1) Reducing DRAM latency itself. DRAM latency is determined by the speed of a DRAM-internal circuitry. The core of the circuitry is sense-amplifiers, the role of which is to distinguish between '0' and '1'. Specifically, a sense-amplifier is able to sense the charge stored in a cell. We observed that the sensing speed depends on the amount of charge stored in the cell, and the amount of charge changes periodically with refreshes. As a result, the sensing speed varies periodically according to the refresh timing. We exploit this observation to design a non-uniform access time memory controller (NUAT).
2) Increasing DRAM access parallelism. DRAM is hierarchically organized: Channel - Rank - BankGroup - Bank. A channel is connected to multiple ranks, and each rank has multiple bank-groups, and each bank-group has multiple banks. This hierarchical structure facilitates creating parallelism in DRAM. However, the current DRAM architecture only supports bank-level parallelism.

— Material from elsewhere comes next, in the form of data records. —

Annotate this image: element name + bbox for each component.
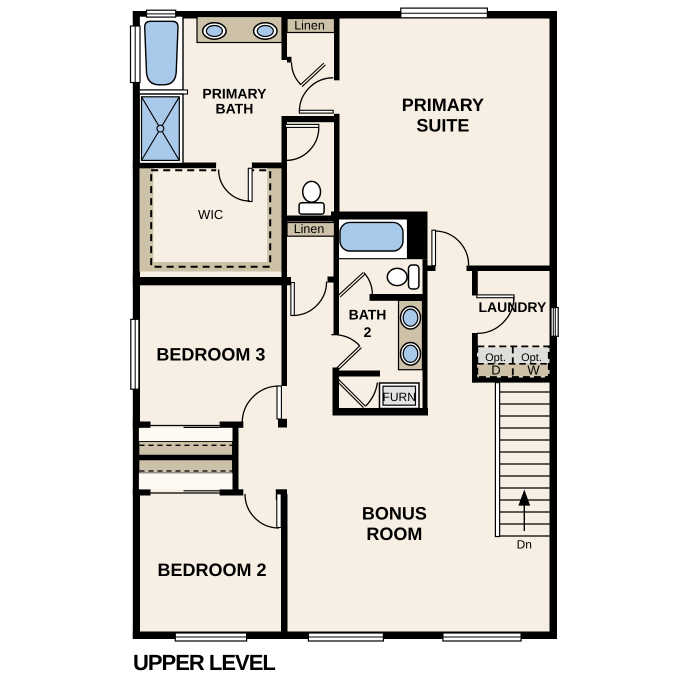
svg-text:FURN: FURN xyxy=(383,390,416,404)
svg-text:BEDROOM 3: BEDROOM 3 xyxy=(156,345,265,365)
svg-text:BATH: BATH xyxy=(349,306,387,322)
svg-text:W: W xyxy=(527,363,540,378)
svg-text:PRIMARY: PRIMARY xyxy=(402,95,484,115)
svg-text:PRIMARY: PRIMARY xyxy=(202,85,267,101)
svg-text:SUITE: SUITE xyxy=(416,116,469,136)
svg-text:BATH: BATH xyxy=(215,101,253,117)
svg-text:LAUNDRY: LAUNDRY xyxy=(478,299,547,315)
svg-text:BONUS: BONUS xyxy=(362,504,427,524)
svg-text:Dn: Dn xyxy=(517,538,532,552)
svg-text:Linen: Linen xyxy=(294,222,325,236)
svg-text:BEDROOM 2: BEDROOM 2 xyxy=(157,560,266,580)
svg-text:D: D xyxy=(491,363,500,378)
svg-text:2: 2 xyxy=(364,324,372,340)
svg-text:WIC: WIC xyxy=(198,207,223,222)
svg-text:Linen: Linen xyxy=(294,19,325,33)
svg-text:UPPER LEVEL: UPPER LEVEL xyxy=(133,650,275,675)
svg-text:ROOM: ROOM xyxy=(366,524,422,544)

We leverage the other hierarchies to create new parallelisms in DRAM. Particularly, we propose bank-group level parallelism (BGLP) and rank-level parallelism (RLP).
To sum up, we exploit already implemented circuits and structures in DRAM. For this reason, the proposed architectural techniques are cost-effective and dovetails with the existing implementation skills, which is a great advantage when it comes to DRAM. In this dissertation, we also exhibit the quantitative benefit of our proposals through cycle-accurate system simulations to prove architectural usefulness. In addition, many analyses will follow so that we argue that the proposed work also has a merit in terms of other factors like energy and compatibility.